As enacted by Congress, the Medicaid Drug Discount Program (MDRP) seeks to provide patients with greater access to life-sustaining and life-saving outpatient drugs through licensing partnerships with pharmaceutical manufacturers. The reductions required under this program, combined with expanded prescription drug coverage, are intended to contain costs to states while serving the needs of Medicaid recipients and maintaining incentives for medical discovery.
Unfortunately, the NPRM proposes to dramatically disrupt this approach, rewriting more than three decades of statutory understanding and practice for the MDRP mitigation calculation’s road rules. Specifically, the proposal calls for the aggregation of all manufacturer rebates and discounts to all supply chain participants to calculate the “best price” metric used as the basis for Medicaid rebates for many drugs. The Centers for Medicare and Medicaid Services’ (CMS) proposed “overlap” policy replaces the Act’s plain language with prior regulations and applicable statutory provisions, replacing the traditional definition of Medicaid’s best price with an approximate “best price” offered to an individual purchaser by combining any unrelated price discounts, for unrelated and complete discounts. Totally different entities.
Because neither CMS nor supply chain participants have a system to “stack” unrelated deals and offers from different transactions, the operational complexity involved in this broad shift makes the idea completely unworkable, even from a realistic perspective. Contracts, often involving proprietary information into a clear and verifiable figure. That said, technical difficulties and potential legal headwinds aside, any substantive policy change on the matter would risk undermining its core objectives by undermining rather than encouraging large price reductions. Tiering discounts and rebates will result in restricted rebates, smaller supplemental rebates for states, and a new set of hurdles for price reporting controls. Until then, patients will not benefit from this novel precursor.
The NPRM fails to provide patient-specific justification for the proposed cost-validation survey. Gene and cell therapies have the potential to transform healthcare delivery, providing treatment and cures for previously untreatable diseases. While the private sector has developed payment arrangements for these truly novel products, federal government programs have failed to provide a viable path to coverage for patients. Instead of addressing access barriers identified by states, patients, and providers, the NPRM seeks to establish a drug price validation survey process for certain “high-cost” covered outpatient drugs, including cell and gene therapies.

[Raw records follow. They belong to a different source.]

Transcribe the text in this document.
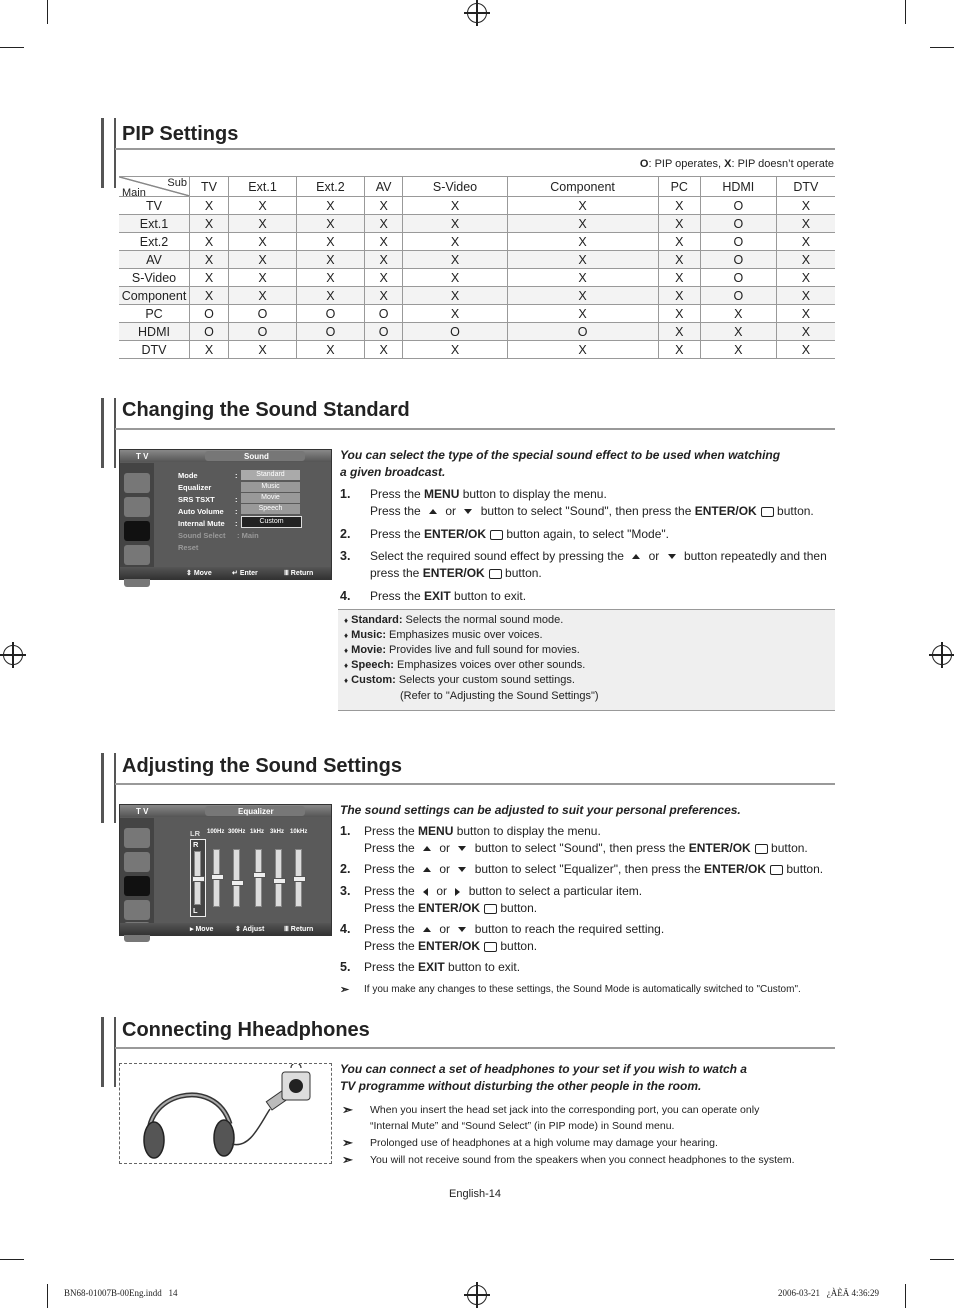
PIP Settings
O: PIP operates, X: PIP doesn’t operate
Sub
Main	TV	Ext.1	Ext.2	AV	S-Video	Component	PC	HDMI	DTV
TV	X	X	X	X	X	X	X	O	X
Ext.1	X	X	X	X	X	X	X	O	X
Ext.2	X	X	X	X	X	X	X	O	X
AV	X	X	X	X	X	X	X	O	X
S-Video	X	X	X	X	X	X	X	O	X
Component	X	X	X	X	X	X	X	O	X
PC	O	O	O	O	X	X	X	X	X
HDMI	O	O	O	O	O	O	X	X	X
DTV	X	X	X	X	X	X	X	X	X
Changing the Sound Standard
T V	Sound
Mode
Equalizer
SRS TSXT
Auto Volume
Internal Mute
Sound Select
Reset
:
:
:
:
: Main
Standard
Music
Movie
Speech
Custom
⇕ Move	↵ Enter	Ⅲ Return
You can select the type of the special sound effect to be used when watching
a given broadcast.
1. Press the MENU button to display the menu.
Press the  or  button to select "Sound", then press the ENTER/OK button.
2. Press the ENTER/OK button again, to select "Mode".
3. Select the required sound effect by pressing the  or  button repeatedly and then
press the ENTER/OK button.
4. Press the EXIT button to exit.
♦ Standard: Selects the normal sound mode.
♦ Music: Emphasizes music over voices.
♦ Movie: Provides live and full sound for movies.
♦ Speech: Emphasizes voices over other sounds.
♦ Custom: Selects your custom sound settings.
(Refer to "Adjusting the Sound Settings")
Adjusting the Sound Settings
T V	Equalizer
LR 100Hz 300Hz 1kHz 3kHz 10kHz
R
L
▸ Move	⇕ Adjust	Ⅲ Return
The sound settings can be adjusted to suit your personal preferences.
1. Press the MENU button to display the menu.
Press the  or  button to select "Sound", then press the ENTER/OK button.
2. Press the  or  button to select "Equalizer", then press the ENTER/OK button.
3. Press the  or  button to select a particular item.
Press the ENTER/OK button.
4. Press the  or  button to reach the required setting.
Press the ENTER/OK button.
5. Press the EXIT button to exit.
➣ If you make any changes to these settings, the Sound Mode is automatically switched to "Custom".
Connecting Hheadphones
You can connect a set of headphones to your set if you wish to watch a
TV programme without disturbing the other people in the room.
➣ When you insert the head set jack into the corresponding port, you can operate only
“Internal Mute” and “Sound Select” (in PIP mode) in Sound menu.
➣ Prolonged use of headphones at a high volume may damage your hearing.
➣ You will not receive sound from the speakers when you connect headphones to the system.
English-14
BN68-01007B-00Eng.indd   14	2006-03-21   ¿ÀÈÄ 4:36:29
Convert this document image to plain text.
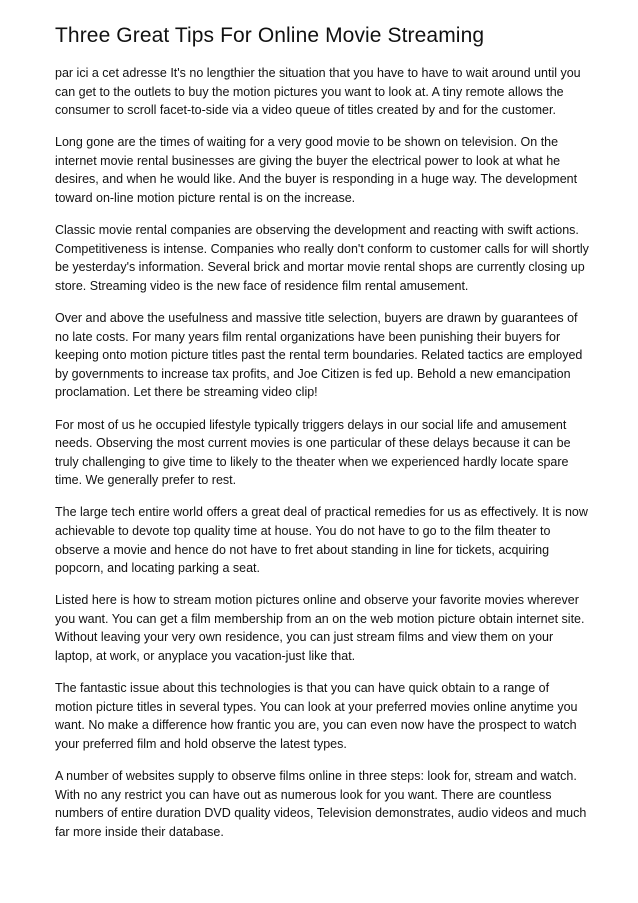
Three Great Tips For Online Movie Streaming

par ici a cet adresse It's no lengthier the situation that you have to have to wait around until you can get to the outlets to buy the motion pictures you want to look at. A tiny remote allows the consumer to scroll facet-to-side via a video queue of titles created by and for the customer.

Long gone are the times of waiting for a very good movie to be shown on television. On the internet movie rental businesses are giving the buyer the electrical power to look at what he desires, and when he would like. And the buyer is responding in a huge way. The development toward on-line motion picture rental is on the increase.

Classic movie rental companies are observing the development and reacting with swift actions. Competitiveness is intense. Companies who really don't conform to customer calls for will shortly be yesterday's information. Several brick and mortar movie rental shops are currently closing up store. Streaming video is the new face of residence film rental amusement.

Over and above the usefulness and massive title selection, buyers are drawn by guarantees of no late costs. For many years film rental organizations have been punishing their buyers for keeping onto motion picture titles past the rental term boundaries. Related tactics are employed by governments to increase tax profits, and Joe Citizen is fed up. Behold a new emancipation proclamation. Let there be streaming video clip!

For most of us he occupied lifestyle typically triggers delays in our social life and amusement needs. Observing the most current movies is one particular of these delays because it can be truly challenging to give time to likely to the theater when we experienced hardly locate spare time. We generally prefer to rest.

The large tech entire world offers a great deal of practical remedies for us as effectively. It is now achievable to devote top quality time at house. You do not have to go to the film theater to observe a movie and hence do not have to fret about standing in line for tickets, acquiring popcorn, and locating parking a seat.

Listed here is how to stream motion pictures online and observe your favorite movies wherever you want. You can get a film membership from an on the web motion picture obtain internet site. Without leaving your very own residence, you can just stream films and view them on your laptop, at work, or anyplace you vacation-just like that.

The fantastic issue about this technologies is that you can have quick obtain to a range of motion picture titles in several types. You can look at your preferred movies online anytime you want. No make a difference how frantic you are, you can even now have the prospect to watch your preferred film and hold observe the latest types.

A number of websites supply to observe films online in three steps: look for, stream and watch. With no any restrict you can have out as numerous look for you want. There are countless numbers of entire duration DVD quality videos, Television demonstrates, audio videos and much far more inside their database.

The new cost-based list requires manufacturers to report information the agency plans to publish on research, development and production costs or costs incurred outside the United States. These new reporting requirements are inconsistent with the applicability of the MDRP and risk disclosing proprietary information without addressing fundamental legal and regulatory barriers to value-based coverage arrangements for gene and cell therapies under Medicaid.
We urge CMS to maintain the MDRP’s legal balance by aligning it with the intent of Congress by addressing misguided ideas that could undermine patient care. We welcome the opportunity to work with you to improve the Medicaid program so that patients have access to effective, direct-to-prescription drugs.